Key Takeaways
- Insurance loss control reduces the likelihood of claims through risk management practices.
- Policyholders can benefit from reduced premiums by participating in loss control programs.
- Insurers may require actions like installing safety systems to cut down on risks.
- Customized loss control plans help businesses mitigate specific operational risks.
- Proper preparation for loss control consultations can include gathering risk policies and safety programs.
What Is Insurance Loss Control?
Insurance loss control refers to risk management practices that help lower the chance of an insurance claim and protect both policyholders and insurers. It often pairs risk identification with incentives or requirements, such as premium discounts for safe drivers or mandatory safety features in buildings. These measures reduce losses, improve safety, and keep coverage more affordable.
How Insurance Loss Control Manages Risks
Insurance loss control is a form of risk management that reduces the potential for losses in an insurance policy. This requires an assessment or a set of recommendations made by insurers to policyholders. The insurer may conduct a risk assessment before providing coverage.
Insurers may provide policyholders with incentives to be more risk averse. For example, an auto insurance company may reduce the premium for a policy if the driver takes a driver’s education course. This means that the company will collect a smaller premium, but it also reduces the risk of a claim being filed by the insured because a trained driver is more likely to operate the vehicle in a way that is safer, making them less likely to get into an accident.
Insurance companies may also require policyholders to take specific actions in order to reduce risk. For example, they may require a commercial building to install sprinkler systems to reduce the likelihood of fire damage, or they might require the installation of a security system in order to reduce the threat of theft.
Important
Insurance companies may require policyholders to complete loss control programs to cut down on risk and reduce the chances of claims.
Loss control programs benefit both policyholders and insurers. As mentioned above, policyholders may benefit from lower premiums, while insurers are able to cut down on their costs associated with having to pay out claims. Insurance companies identify activities that cause a claim to be filed by the insured, and attempt to reduce the odds of these activities occurring so they don’t have to pay out claims and dip into profits.
Tailored Loss Control Strategies for Businesses
Insurers may offer businesses customized loss control plans. Developing these plans involves a thorough examination of a company’s operations and operational history. The examination is designed to show the causes of risk, such as unsafe working conditions. The plan then provides a step-by-step solution to mitigating that risk.
For example, a factory may use loss control consultants to understand what causes workplace injuries. The consultants may find that a particular part of the manufacturing process currently involves placing workers in situations in which they are too close to machinery. A potential solution in this scenario is to increase the distance between workers and moving parts.
Insurance Coverage Types for Effective Loss Control
The type of information collected by an insurance company’s loss control consultant tends to vary. If a company has workers’ compensation insurance, a consultant may ask questions about the number of employees, practices for hiring, selection and training practices, as well as the employees’ jobs. If a business has commercial auto insurance, a loss control consultant may ask questions about driver selection, training, and vehicle maintenance and inspections. If a company has commercial property coverage, an insurance loss control consultant may inspect the facility and fire protection systems.

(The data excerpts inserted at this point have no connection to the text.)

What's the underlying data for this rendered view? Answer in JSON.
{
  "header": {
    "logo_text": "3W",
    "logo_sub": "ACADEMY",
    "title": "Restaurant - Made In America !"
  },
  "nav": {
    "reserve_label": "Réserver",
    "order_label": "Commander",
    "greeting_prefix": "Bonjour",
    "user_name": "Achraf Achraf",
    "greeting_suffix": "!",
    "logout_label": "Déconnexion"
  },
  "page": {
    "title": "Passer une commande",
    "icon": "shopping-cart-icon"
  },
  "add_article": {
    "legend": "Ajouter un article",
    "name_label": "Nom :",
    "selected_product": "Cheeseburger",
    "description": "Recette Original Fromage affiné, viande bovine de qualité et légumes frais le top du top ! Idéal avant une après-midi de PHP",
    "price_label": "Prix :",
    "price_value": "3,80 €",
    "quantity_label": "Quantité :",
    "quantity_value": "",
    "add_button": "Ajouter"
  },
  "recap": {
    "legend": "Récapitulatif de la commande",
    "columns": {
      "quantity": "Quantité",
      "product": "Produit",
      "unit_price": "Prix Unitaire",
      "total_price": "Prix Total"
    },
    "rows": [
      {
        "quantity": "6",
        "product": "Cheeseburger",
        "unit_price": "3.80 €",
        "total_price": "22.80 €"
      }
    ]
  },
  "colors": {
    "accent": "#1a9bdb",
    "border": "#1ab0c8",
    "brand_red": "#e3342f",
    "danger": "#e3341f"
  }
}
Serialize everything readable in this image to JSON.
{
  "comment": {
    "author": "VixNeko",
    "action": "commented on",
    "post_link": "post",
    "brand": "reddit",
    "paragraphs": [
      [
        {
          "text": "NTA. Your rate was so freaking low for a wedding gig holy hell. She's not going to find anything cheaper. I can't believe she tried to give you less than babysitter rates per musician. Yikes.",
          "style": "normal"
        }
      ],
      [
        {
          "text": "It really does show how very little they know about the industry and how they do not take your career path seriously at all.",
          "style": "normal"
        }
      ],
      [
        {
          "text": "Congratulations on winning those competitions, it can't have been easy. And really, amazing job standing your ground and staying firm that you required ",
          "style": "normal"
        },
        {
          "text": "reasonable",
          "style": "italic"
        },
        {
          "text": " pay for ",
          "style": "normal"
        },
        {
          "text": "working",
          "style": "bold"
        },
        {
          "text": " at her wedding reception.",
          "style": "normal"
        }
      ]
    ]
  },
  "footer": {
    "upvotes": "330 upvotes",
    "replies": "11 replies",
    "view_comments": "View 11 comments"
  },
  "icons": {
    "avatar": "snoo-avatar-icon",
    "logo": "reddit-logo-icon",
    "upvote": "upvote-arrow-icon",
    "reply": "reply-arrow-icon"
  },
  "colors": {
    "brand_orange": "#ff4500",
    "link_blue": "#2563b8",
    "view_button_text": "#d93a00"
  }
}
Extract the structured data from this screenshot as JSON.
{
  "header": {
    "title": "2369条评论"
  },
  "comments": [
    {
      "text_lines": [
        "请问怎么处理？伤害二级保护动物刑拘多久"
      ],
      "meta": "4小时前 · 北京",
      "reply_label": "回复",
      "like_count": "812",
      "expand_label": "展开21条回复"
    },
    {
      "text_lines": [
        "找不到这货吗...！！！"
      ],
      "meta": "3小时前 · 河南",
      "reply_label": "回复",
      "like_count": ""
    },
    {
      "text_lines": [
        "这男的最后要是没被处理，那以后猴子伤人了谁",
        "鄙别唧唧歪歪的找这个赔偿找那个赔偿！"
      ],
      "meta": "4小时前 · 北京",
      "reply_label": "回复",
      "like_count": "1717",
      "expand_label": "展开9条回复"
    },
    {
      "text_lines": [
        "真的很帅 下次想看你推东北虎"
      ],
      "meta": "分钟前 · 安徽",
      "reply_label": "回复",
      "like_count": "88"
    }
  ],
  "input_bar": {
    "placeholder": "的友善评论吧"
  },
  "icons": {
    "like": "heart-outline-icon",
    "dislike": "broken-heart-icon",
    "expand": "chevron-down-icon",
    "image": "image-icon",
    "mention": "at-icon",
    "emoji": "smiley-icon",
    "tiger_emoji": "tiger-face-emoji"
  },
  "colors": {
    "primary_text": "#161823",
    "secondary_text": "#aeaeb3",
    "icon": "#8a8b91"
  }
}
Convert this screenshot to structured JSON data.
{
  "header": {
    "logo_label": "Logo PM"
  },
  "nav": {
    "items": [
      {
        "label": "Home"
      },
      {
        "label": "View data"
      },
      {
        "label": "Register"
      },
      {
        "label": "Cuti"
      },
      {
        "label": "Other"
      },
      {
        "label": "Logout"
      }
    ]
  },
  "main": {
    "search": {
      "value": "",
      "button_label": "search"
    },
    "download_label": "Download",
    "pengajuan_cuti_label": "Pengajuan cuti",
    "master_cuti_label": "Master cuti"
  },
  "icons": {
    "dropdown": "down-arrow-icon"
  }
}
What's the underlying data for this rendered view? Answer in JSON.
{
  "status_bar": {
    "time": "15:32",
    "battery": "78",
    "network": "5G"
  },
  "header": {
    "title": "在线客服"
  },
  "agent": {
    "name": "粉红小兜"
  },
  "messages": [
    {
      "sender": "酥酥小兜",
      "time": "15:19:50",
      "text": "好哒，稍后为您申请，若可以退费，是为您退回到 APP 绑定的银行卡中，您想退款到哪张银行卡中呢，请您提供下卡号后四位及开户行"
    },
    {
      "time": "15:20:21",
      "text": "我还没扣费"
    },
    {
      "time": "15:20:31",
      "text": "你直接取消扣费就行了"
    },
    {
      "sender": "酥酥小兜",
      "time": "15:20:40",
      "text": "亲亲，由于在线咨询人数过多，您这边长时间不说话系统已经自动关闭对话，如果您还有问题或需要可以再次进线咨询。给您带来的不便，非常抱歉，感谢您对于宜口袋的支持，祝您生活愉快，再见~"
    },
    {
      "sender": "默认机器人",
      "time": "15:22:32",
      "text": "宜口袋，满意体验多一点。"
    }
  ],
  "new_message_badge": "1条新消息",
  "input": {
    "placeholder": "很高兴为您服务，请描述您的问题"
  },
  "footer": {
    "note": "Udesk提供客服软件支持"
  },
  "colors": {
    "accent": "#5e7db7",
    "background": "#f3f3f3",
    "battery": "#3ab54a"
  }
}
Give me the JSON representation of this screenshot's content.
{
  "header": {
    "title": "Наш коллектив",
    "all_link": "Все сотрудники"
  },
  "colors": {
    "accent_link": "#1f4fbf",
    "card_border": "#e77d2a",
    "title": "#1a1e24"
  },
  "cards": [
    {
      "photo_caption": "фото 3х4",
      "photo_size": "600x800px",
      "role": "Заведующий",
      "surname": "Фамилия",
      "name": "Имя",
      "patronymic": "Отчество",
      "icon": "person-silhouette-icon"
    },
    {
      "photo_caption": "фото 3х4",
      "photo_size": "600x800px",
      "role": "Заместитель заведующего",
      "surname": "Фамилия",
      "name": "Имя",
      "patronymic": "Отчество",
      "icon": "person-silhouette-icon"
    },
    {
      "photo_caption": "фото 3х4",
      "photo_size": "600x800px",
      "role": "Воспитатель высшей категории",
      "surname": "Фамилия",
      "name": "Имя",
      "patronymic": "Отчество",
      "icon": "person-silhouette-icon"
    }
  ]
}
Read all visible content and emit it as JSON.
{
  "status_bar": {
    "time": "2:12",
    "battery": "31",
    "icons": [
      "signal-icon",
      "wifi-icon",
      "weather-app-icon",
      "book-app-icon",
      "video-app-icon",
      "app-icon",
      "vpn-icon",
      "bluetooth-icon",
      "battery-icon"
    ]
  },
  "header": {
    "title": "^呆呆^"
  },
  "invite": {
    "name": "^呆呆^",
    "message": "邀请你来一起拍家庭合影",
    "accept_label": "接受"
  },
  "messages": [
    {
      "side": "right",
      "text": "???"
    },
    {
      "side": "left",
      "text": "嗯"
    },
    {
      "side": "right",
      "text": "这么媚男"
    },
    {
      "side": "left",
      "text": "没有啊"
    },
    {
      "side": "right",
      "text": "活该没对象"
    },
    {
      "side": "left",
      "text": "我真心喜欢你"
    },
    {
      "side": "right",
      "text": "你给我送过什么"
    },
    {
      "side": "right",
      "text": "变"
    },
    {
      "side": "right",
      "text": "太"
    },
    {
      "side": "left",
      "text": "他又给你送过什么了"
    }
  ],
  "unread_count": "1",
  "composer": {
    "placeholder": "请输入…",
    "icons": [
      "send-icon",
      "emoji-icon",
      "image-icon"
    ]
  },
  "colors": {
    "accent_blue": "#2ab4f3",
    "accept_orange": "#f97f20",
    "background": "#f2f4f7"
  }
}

To prepare for an insurance loss consultant visit, a business owner should collect any written risk control policies and procedures. These items may include hiring and disciplinary policies, job descriptions, drug testing policies, safety programs, training schedules or records, OSHA 300 forms, return-to-work programs, fleet safety and maintenance programs, quality control practices and fire protection inspections.
The Bottom Line
Insurance loss control reduces the change of claims by managing risk, helping policyholders lower premiums while reducing insurer payouts. Common methods include driver training, sprinkler systems, and tailored plans to prevent workplace injuries. These measures improve safety and keep coverage more affordable.